Adhesive bonding may be combined with resistance welding or mechanical fasteners to improve the load carrying capacity of the joint. The adhesive is applied to the adherents first. Then the components are joined together with spot welds or mechanical fasteners to hold the joints rigid while the adhesive cures. Figure A-3 illustrates typical design combinations. These techniques significantly reduce or eliminate fixturing requirements and decrease assembly time when compared to conventional adhesive bonding methods.
Adhesive bonding may permit significant weight savings in the finished product by utilizing lightweight fabrications. Honeycomb panel assemblies, used extensively in the aircraft industry and the construction field are excellent examples of lightweight fabrications. Although weight reduction can be important in the function of the product, adhesive bonding of products may also provide considerable labor and cost savings in packing, shipping, and installation.
Limitations
Adhesive bonding has certain limitations which should be considered in its application. Joints made by adhesive bonding may not support shear or impact 1oads.These joints must have an adhesive layer less than 0.13 mm (0.005 in.) thick, and must be designed to develop a uniform load distribution in pure shear or tension. The joints cannot sustain operational temperatures exceeding 260°C (500°F).
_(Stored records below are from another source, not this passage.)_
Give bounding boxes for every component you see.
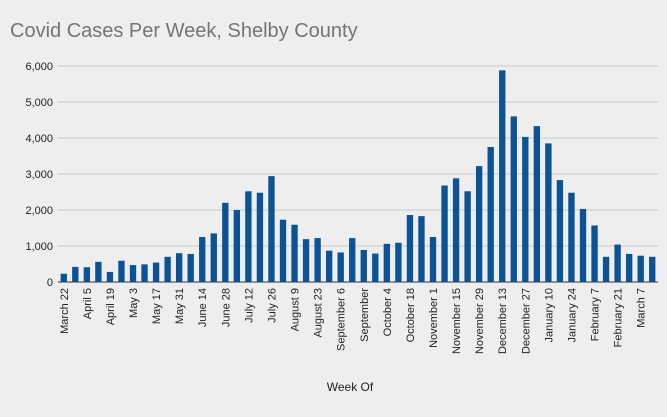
chart-title: Covid Cases Per Week, Shelby County [10,20,358,42]
bar [522,136,529,282]
bar [164,256,171,282]
bar [441,185,448,282]
bar [452,178,460,282]
bar [187,253,194,282]
bar [199,237,206,282]
x-tick-label: March 22 [59,288,71,334]
x-axis-ticks: March 22 April 5 April 19 May 3 May 17 May 31… [59,288,648,354]
y-tick-label: 5,000 [25,97,53,109]
bar [637,255,644,282]
bar [545,143,552,282]
x-axis-title: Week Of [327,380,374,394]
bar [625,253,633,282]
bar [579,208,587,282]
bar [499,70,506,282]
y-tick-label: 0 [47,277,53,289]
bar [591,225,598,282]
x-tick-label: February 7 [590,288,602,341]
bar [383,243,391,282]
x-tick-label: August 23 [313,288,325,338]
x-tick-label: October 4 [382,288,394,336]
x-tick-label: June 28 [220,288,232,327]
y-tick-label: 3,000 [25,169,53,181]
y-axis-ticks: 0 1,000 2,000 3,000 4,000 5,000 6,000 [25,61,53,289]
bar [568,192,575,282]
bar [245,191,252,282]
y-tick-label: 4,000 [25,133,53,145]
bar [95,261,102,282]
x-tick-label: August 9 [290,288,302,331]
bar [141,264,148,282]
x-tick-label: July 26 [266,288,278,323]
bar [222,202,229,282]
bar [302,239,310,282]
x-tick-label: September [359,288,371,342]
bar [349,238,356,282]
x-tick-label: January 10 [543,288,555,342]
bar [487,147,494,282]
bar [395,242,402,282]
x-tick-label: December 13 [497,288,509,354]
x-tick-label: November 29 [474,288,486,354]
x-tick-label: September 6 [336,288,348,351]
bars [60,70,656,283]
y-tick-label: 1,000 [25,241,53,253]
x-tick-label: December 27 [520,288,532,354]
bar [649,256,656,282]
bar [118,260,125,282]
gridlines [58,65,658,283]
bar [429,237,437,282]
x-tick-label: October 18 [405,288,417,342]
bar [106,271,114,282]
bar [256,192,264,282]
bar [83,267,91,282]
bar [533,126,541,283]
x-tick-label: February 21 [613,288,625,347]
bar [418,216,425,282]
x-tick-label: November 1 [428,288,440,348]
bar [360,249,367,282]
bar [233,210,241,282]
bar [602,256,610,282]
bar [372,253,379,282]
x-tick-label: June 14 [197,288,209,327]
bar [291,224,298,282]
x-tick-label: April 19 [105,288,117,325]
bar [475,166,483,282]
x-tick-label: May 3 [128,288,140,318]
x-tick-label: July 12 [243,288,255,323]
x-tick-label: January 24 [566,288,578,342]
bar [406,215,414,282]
bar [510,116,517,283]
bar [337,252,344,282]
bar [314,238,321,282]
bar [60,273,67,282]
x-tick-label: May 17 [151,288,163,324]
bar [152,262,160,282]
bar [210,233,217,282]
bar [268,176,275,282]
x-tick-label: November 15 [451,288,463,354]
y-tick-label: 6,000 [25,61,53,73]
y-tick-label: 2,000 [25,205,53,217]
bar [614,244,621,282]
bar [556,180,564,282]
x-tick-label: May 31 [174,288,186,324]
bar [464,191,471,282]
bar [129,265,137,282]
bar [72,266,79,282]
x-tick-label: March 7 [636,288,648,328]
bar [325,250,333,282]
bar [175,253,183,282]
x-tick-label: April 5 [82,288,94,319]
bar [279,219,287,282]
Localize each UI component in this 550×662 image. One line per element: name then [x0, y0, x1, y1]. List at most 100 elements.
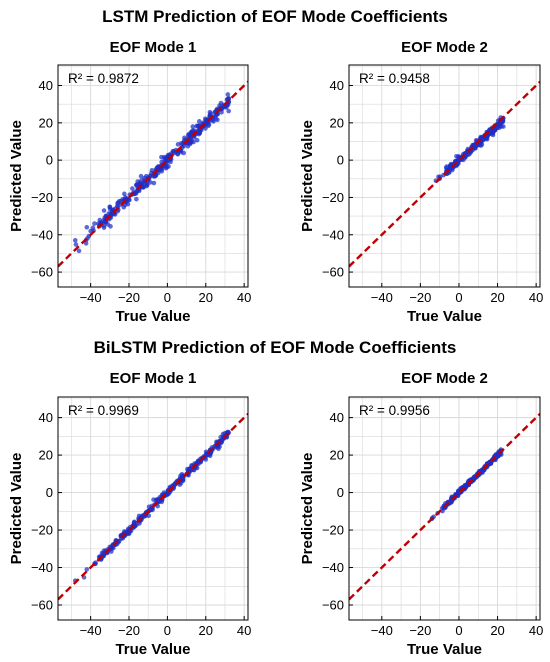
panel1-x-tick-label-2: 0 [455, 290, 462, 305]
panel0-data-point [134, 196, 139, 202]
panel2-y-tick-label-2: −20 [31, 523, 53, 538]
panel3-title: EOF Mode 2 [401, 370, 488, 387]
bilstm-mode1-panel: −40 −20 0 20 40 −60 −40 −20 0 20 40 R² = 0.9969 EOF … [8, 370, 251, 658]
panel0-x-axis-label: True Value [115, 308, 190, 325]
panel2-r2-label: R² = 0.9969 [68, 403, 139, 418]
panel0-data-point [122, 191, 127, 197]
panel2-data-point [166, 491, 172, 496]
panel1-title: EOF Mode 2 [401, 39, 488, 56]
panel3-reference-line [349, 413, 540, 601]
panel2-data-point [107, 544, 113, 550]
panel0-data-point [90, 225, 96, 231]
panel0-data-point [206, 123, 211, 129]
panel1-y-tick-label-2: −20 [322, 190, 344, 205]
panel0-data-point [211, 119, 216, 124]
panel0-y-tick-label-4: 20 [39, 115, 53, 130]
panel2-data-point [84, 567, 90, 572]
panel3-x-tick-label-0: −40 [371, 623, 393, 638]
panel1-y-tick-label-5: 40 [330, 78, 344, 93]
bilstm-mode2-panel: −40 −20 0 20 40 −60 −40 −20 0 20 40 R² = 0.9956 EOF … [299, 370, 543, 658]
panel1-data-point [490, 132, 496, 138]
panel3-y-tick-label-5: 40 [330, 410, 344, 425]
panel0-data-point [194, 137, 200, 143]
panel0-data-point [83, 241, 89, 246]
panel3-y-tick-label-4: 20 [330, 448, 344, 463]
panel0-data-point [189, 138, 194, 144]
panel3-x-axis-label: True Value [407, 641, 482, 658]
panel1-y-tick-label-4: 20 [330, 115, 344, 130]
panel1-y-axis-label: Predicted Value [299, 120, 316, 232]
panel2-x-tick-label-4: 40 [237, 623, 251, 638]
panel3-x-tick-label-1: −20 [409, 623, 431, 638]
panel3-x-tick-label-2: 0 [455, 623, 462, 638]
panel2-title: EOF Mode 1 [110, 370, 197, 387]
panel1-x-tick-label-4: 40 [529, 290, 543, 305]
panel0-data-point [185, 132, 191, 138]
panel2-y-tick-label-0: −60 [31, 598, 53, 613]
panel2-y-tick-label-4: 20 [39, 448, 53, 463]
panel0-x-tick-label-0: −40 [80, 290, 102, 305]
panel1-x-tick-label-3: 20 [490, 290, 504, 305]
panel2-grid [58, 397, 248, 620]
panel0-data-point [182, 135, 187, 141]
panel2-y-axis-label: Predicted Value [8, 453, 25, 565]
panel0-data-point [180, 142, 185, 147]
panel0-reference-line [58, 80, 248, 268]
panel2-frame [57, 396, 249, 621]
panel0-data-point [225, 92, 231, 97]
panel2-x-tick-label-2: 0 [164, 623, 171, 638]
panel0-y-tick-label-3: 0 [46, 153, 53, 168]
lstm-mode1-panel: −40 −20 0 20 40 −60 −40 −20 0 20 40 R² = 0.9872 EOF … [8, 39, 251, 325]
panel0-x-tick-label-2: 0 [164, 290, 171, 305]
panel1-y-tick-label-1: −40 [322, 227, 344, 242]
panel0-y-tick-label-0: −60 [31, 265, 53, 280]
panel0-data-point [197, 119, 202, 124]
panel3-grid [349, 397, 540, 620]
panel1-r2-label: R² = 0.9458 [359, 71, 430, 86]
panel0-data-point [151, 180, 157, 186]
section-title-lstm: LSTM Prediction of EOF Mode Coefficients [102, 7, 448, 26]
panel0-y-tick-label-1: −40 [31, 227, 53, 242]
panel1-data-point [454, 153, 459, 159]
panel0-data-point [226, 108, 231, 114]
panel1-y-tick-label-3: 0 [337, 153, 344, 168]
panel0-data-point [76, 248, 82, 254]
lstm-mode2-panel: −40 −20 0 20 40 −60 −40 −20 0 20 40 R² = 0.9458 EOF … [299, 39, 543, 325]
panel0-data-point [138, 173, 144, 179]
panel3-y-axis-label: Predicted Value [299, 453, 316, 565]
panel2-data-point [161, 490, 167, 495]
panel3-y-tick-label-1: −40 [322, 560, 344, 575]
panel1-grid [349, 65, 540, 287]
panel1-x-tick-label-0: −40 [371, 290, 393, 305]
panel1-data-point [479, 137, 485, 142]
panel0-data-point [197, 128, 203, 133]
panel1-y-tick-label-0: −60 [322, 265, 344, 280]
section-title-bilstm: BiLSTM Prediction of EOF Mode Coefficien… [94, 338, 457, 357]
panel3-y-tick-label-2: −20 [322, 523, 344, 538]
panel0-data-point [72, 238, 78, 243]
panel3-r2-label: R² = 0.9956 [359, 403, 430, 418]
panel2-reference-line [58, 413, 248, 601]
panel3-x-tick-label-4: 40 [529, 623, 543, 638]
panel2-x-tick-label-3: 20 [199, 623, 213, 638]
panel1-reference-line [349, 80, 540, 268]
panel0-data-point [208, 111, 213, 117]
panel0-data-point [149, 167, 155, 173]
panel2-x-axis-label: True Value [115, 641, 190, 658]
panel0-y-axis-label: Predicted Value [8, 120, 25, 232]
panel0-y-tick-label-2: −20 [31, 190, 53, 205]
panel3-data-point [495, 452, 500, 458]
panel0-data-point [106, 211, 112, 216]
panel3-x-tick-label-3: 20 [490, 623, 504, 638]
panel0-data-point [130, 186, 135, 191]
panel0-data-point [126, 197, 132, 202]
panel0-r2-label: R² = 0.9872 [68, 71, 139, 86]
panel0-frame [57, 64, 249, 288]
panel0-data-point [152, 173, 158, 179]
panel0-data-point [143, 173, 149, 179]
panel1-data-point [501, 124, 506, 129]
panel0-data-point [92, 221, 97, 226]
panel0-data-point [73, 242, 79, 247]
panel0-y-tick-label-5: 40 [39, 78, 53, 93]
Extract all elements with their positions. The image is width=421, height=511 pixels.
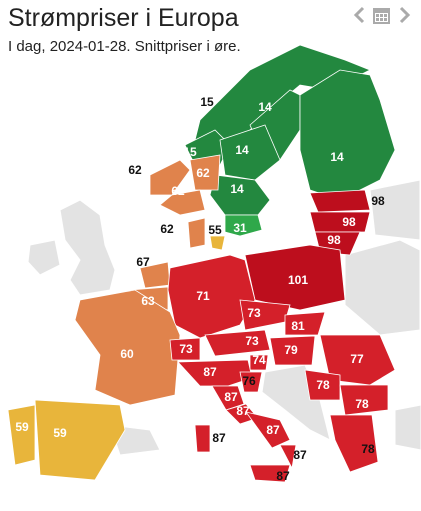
price-label: 87 [266,423,280,437]
price-region [269,335,316,366]
date-nav [353,6,411,24]
price-region [159,189,206,216]
price-region [7,404,36,466]
price-region [279,444,297,470]
price-region [249,464,291,483]
price-label: 81 [291,319,305,333]
price-label: 15 [200,95,214,109]
price-label: 73 [179,342,193,356]
price-label: 14 [258,100,272,114]
price-region [304,369,341,401]
price-region [211,385,245,411]
price-label: 62 [171,184,185,198]
price-label: 15 [183,145,197,159]
price-label: 76 [242,374,256,388]
price-label: 71 [196,289,210,303]
price-label: 73 [245,334,259,348]
price-region [204,329,271,357]
price-region [239,371,263,393]
price-region [245,411,291,449]
prev-day[interactable] [353,6,365,24]
price-label: 87 [203,365,217,379]
price-label: 98 [342,215,356,229]
price-label: 87 [293,448,307,462]
price-region [299,69,396,201]
price-region [167,254,256,339]
price-label: 14 [235,143,249,157]
subtitle: I dag, 2024-01-28. Snittpriser i øre. [8,38,241,55]
price-label: 63 [141,294,155,308]
next-day[interactable] [399,6,411,24]
price-label: 59 [15,420,29,434]
price-region [224,214,263,237]
price-label: 62 [128,163,142,177]
price-label: 59 [53,426,67,440]
price-label: 62 [196,166,210,180]
price-region [249,354,269,371]
price-label: 87 [236,404,250,418]
price-label: 62 [160,222,174,236]
price-label: 31 [233,221,247,235]
price-region [309,189,371,213]
price-label: 67 [136,255,150,269]
price-label: 98 [327,233,341,247]
price-label: 60 [120,347,134,361]
price-region [149,159,191,196]
price-label: 78 [316,378,330,392]
price-label: 73 [247,306,261,320]
price-region [74,289,181,406]
price-region [284,311,326,336]
price-label: 87 [224,390,238,404]
price-label: 87 [276,469,290,483]
price-label: 101 [288,273,308,287]
price-label: 98 [371,194,385,208]
price-region [209,235,226,251]
price-label: 14 [330,150,344,164]
price-region [177,359,253,387]
price-label: 14 [230,182,244,196]
price-region [189,154,221,191]
price-label: 78 [355,397,369,411]
title: Strømpriser i Europa [8,4,239,32]
price-region [329,414,379,473]
price-region [194,424,211,453]
price-region [319,334,396,386]
price-region [187,217,206,249]
price-label: 87 [212,431,226,445]
price-label: 78 [361,442,375,456]
price-region [339,384,389,416]
price-label: 79 [284,343,298,357]
price-region [169,337,201,361]
price-label: 77 [350,352,364,366]
price-region [309,211,371,233]
calendar[interactable] [373,8,390,24]
price-label: 55 [208,223,222,237]
price-region [34,399,126,481]
price-label: 74 [252,353,266,367]
price-region [219,124,281,181]
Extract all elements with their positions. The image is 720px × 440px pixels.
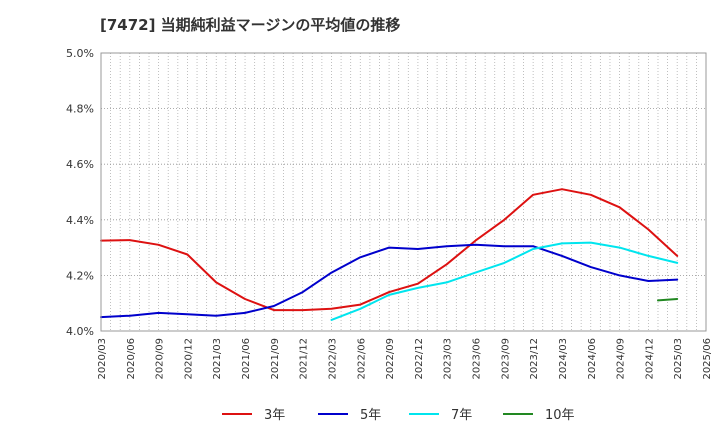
x-tick-label: 2023/03 (443, 338, 454, 380)
legend-label: 10年 (545, 408, 575, 423)
y-axis-ticks: 4.0% 4.2% 4.4% 4.6% 4.8% 5.0% (66, 47, 94, 338)
x-axis-ticks: 2020/03 2020/06 2020/09 2020/12 2021/03 2021/… (97, 338, 713, 380)
x-tick-label: 2025/06 (702, 338, 713, 380)
x-tick-label: 2020/09 (155, 338, 166, 380)
y-tick-label: 4.6% (66, 158, 94, 171)
series-line-3年 (100, 188, 679, 312)
x-tick-label: 2023/09 (500, 338, 511, 380)
x-tick-label: 2022/03 (327, 338, 338, 380)
x-tick-label: 2024/09 (616, 338, 627, 380)
y-tick-label: 4.2% (66, 269, 94, 282)
series-line-5年 (100, 243, 679, 319)
x-tick-label: 2020/06 (126, 338, 137, 380)
legend-label: 5年 (360, 408, 381, 423)
x-tick-label: 2021/03 (212, 338, 223, 380)
y-tick-label: 4.0% (66, 325, 94, 338)
legend: 3年 5年 7年 10年 (222, 408, 575, 423)
x-tick-label: 2022/06 (356, 338, 367, 380)
x-tick-label: 2021/09 (270, 338, 281, 380)
series-lines (100, 188, 679, 321)
x-tick-label: 2020/03 (97, 338, 108, 380)
x-tick-label: 2025/03 (673, 338, 684, 380)
series-line-10年 (657, 298, 679, 302)
x-tick-label: 2023/12 (529, 338, 540, 380)
y-tick-label: 4.4% (66, 214, 94, 227)
x-tick-label: 2023/06 (472, 338, 483, 380)
chart-grid (100, 52, 707, 332)
legend-label: 7年 (451, 408, 472, 423)
y-tick-label: 5.0% (66, 47, 94, 60)
chart-title: [7472] 当期純利益マージンの平均値の推移 (100, 16, 401, 34)
x-tick-label: 2021/12 (299, 338, 310, 380)
x-tick-label: 2024/03 (558, 338, 569, 380)
y-tick-label: 4.8% (66, 103, 94, 116)
series-line-7年 (330, 241, 679, 321)
legend-label: 3年 (264, 408, 285, 423)
x-tick-label: 2022/12 (414, 338, 425, 380)
x-tick-label: 2022/09 (385, 338, 396, 380)
x-tick-label: 2024/06 (587, 338, 598, 380)
x-tick-label: 2020/12 (183, 338, 194, 380)
x-tick-label: 2024/12 (644, 338, 655, 380)
x-tick-label: 2021/06 (241, 338, 252, 380)
plot-border (100, 52, 707, 332)
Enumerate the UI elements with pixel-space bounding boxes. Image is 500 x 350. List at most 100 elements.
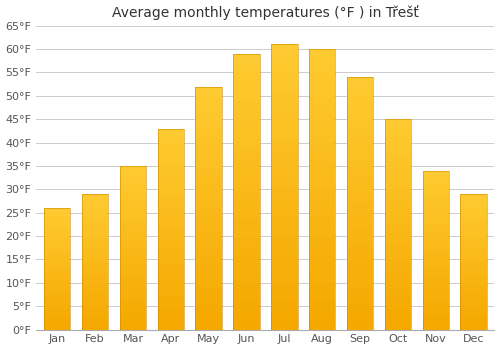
Bar — [384, 161, 411, 168]
Bar — [271, 320, 297, 330]
Bar — [347, 195, 374, 203]
Bar — [120, 275, 146, 280]
Bar — [271, 140, 297, 149]
Bar — [44, 261, 70, 265]
Bar — [44, 240, 70, 245]
Bar — [44, 293, 70, 297]
Bar — [82, 289, 108, 293]
Bar — [271, 292, 297, 301]
Bar — [44, 208, 70, 330]
Bar — [309, 49, 336, 330]
Bar — [460, 194, 487, 198]
Bar — [384, 316, 411, 323]
Bar — [120, 210, 146, 215]
Bar — [309, 161, 336, 171]
Bar — [384, 273, 411, 280]
Bar — [422, 239, 449, 245]
Bar — [82, 316, 108, 321]
Bar — [347, 212, 374, 220]
Bar — [120, 319, 146, 324]
Bar — [271, 234, 297, 244]
Bar — [309, 292, 336, 302]
Bar — [422, 234, 449, 239]
Bar — [196, 151, 222, 160]
Bar — [82, 253, 108, 257]
Bar — [422, 192, 449, 197]
Bar — [347, 296, 374, 304]
Bar — [422, 271, 449, 276]
Bar — [422, 245, 449, 250]
Bar — [347, 161, 374, 170]
Bar — [234, 229, 260, 238]
Bar — [82, 203, 108, 208]
Bar — [44, 236, 70, 240]
Bar — [234, 63, 260, 72]
Bar — [44, 277, 70, 281]
Bar — [309, 96, 336, 105]
Bar — [460, 307, 487, 312]
Bar — [309, 152, 336, 161]
Bar — [196, 257, 222, 265]
Bar — [234, 265, 260, 274]
Bar — [158, 155, 184, 162]
Title: Average monthly temperatures (°F ) in Třešť: Average monthly temperatures (°F ) in Tř… — [112, 6, 419, 20]
Bar — [309, 58, 336, 68]
Bar — [82, 198, 108, 203]
Bar — [196, 208, 222, 216]
Bar — [44, 285, 70, 289]
Bar — [158, 303, 184, 309]
Bar — [44, 305, 70, 309]
Bar — [82, 244, 108, 248]
Bar — [347, 77, 374, 85]
Bar — [234, 173, 260, 182]
Bar — [271, 149, 297, 159]
Bar — [384, 119, 411, 126]
Bar — [196, 240, 222, 248]
Bar — [384, 210, 411, 217]
Bar — [460, 212, 487, 217]
Bar — [196, 184, 222, 192]
Bar — [120, 166, 146, 172]
Bar — [422, 314, 449, 319]
Bar — [384, 168, 411, 175]
Bar — [384, 238, 411, 245]
Bar — [82, 235, 108, 239]
Bar — [44, 273, 70, 277]
Bar — [234, 91, 260, 100]
Bar — [384, 287, 411, 294]
Bar — [234, 81, 260, 91]
Bar — [309, 105, 336, 114]
Bar — [82, 248, 108, 253]
Bar — [120, 231, 146, 237]
Bar — [120, 177, 146, 182]
Bar — [347, 145, 374, 153]
Bar — [384, 266, 411, 273]
Bar — [422, 171, 449, 176]
Bar — [347, 94, 374, 103]
Bar — [384, 182, 411, 189]
Bar — [422, 287, 449, 293]
Bar — [309, 142, 336, 152]
Bar — [271, 206, 297, 216]
Bar — [158, 169, 184, 175]
Bar — [196, 135, 222, 143]
Bar — [82, 221, 108, 226]
Bar — [460, 226, 487, 230]
Bar — [271, 196, 297, 206]
Bar — [460, 275, 487, 280]
Bar — [347, 279, 374, 287]
Bar — [44, 208, 70, 212]
Bar — [120, 237, 146, 242]
Bar — [196, 273, 222, 281]
Bar — [82, 307, 108, 312]
Bar — [158, 229, 184, 236]
Bar — [347, 119, 374, 128]
Bar — [44, 326, 70, 330]
Bar — [309, 171, 336, 180]
Bar — [120, 308, 146, 313]
Bar — [422, 303, 449, 308]
Bar — [196, 86, 222, 95]
Bar — [82, 194, 108, 198]
Bar — [460, 280, 487, 285]
Bar — [384, 217, 411, 224]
Capital investment for autoclaves, presses, and other tooling is essential to achieve adequate bond strengths. Process control costs may be higher than those for other joining processes. In critical structural bonding applications, surface preparation can range from a simple solvent wipe to multi-step cleaning, etching, anodizing, rinsing and drying procedures; and joints must be fixtured and cured at temperature for some time to achieve full bond strength. Some adhesives must be used quickly after mixing. Nondestructive testing methods normally used for other joining methods are not generally applicable to evaluation of adhesive bonds. Both destructive and nondestructive testing must be used with process controls to establish the quality and reliability of bonded joints.
Service conditions may be restrictive. Many adhesive systems degrade rapidly when the joint is both highly stressed and exposed to a hot, humid environment.
Corrosive materials, flammable liquids, and toxic substances are commonly used in adhesive bonding. Manufacturing operations should be carefully supervised to ensure that proper safety procedures, protective devices, and protective clothing are being used. All federal, state and local regulations should be complied with, including OSHA Regulation 29CRF 1900.1000, Air Contaminants. The material safety data sheet of the adhesive should be carefully examined before the adhesive is handled to ensure that the appropriate safety precautions are being followed.
References: American Welding Society. Welding Handbook, 8th Edition, Vol. 1. Miami, Florida: American Welding Society, 1987; and American Welding Society. Welding Handbook, 8th Edition, Vol. 2. Miami, Florida: American Welding Society, 1991.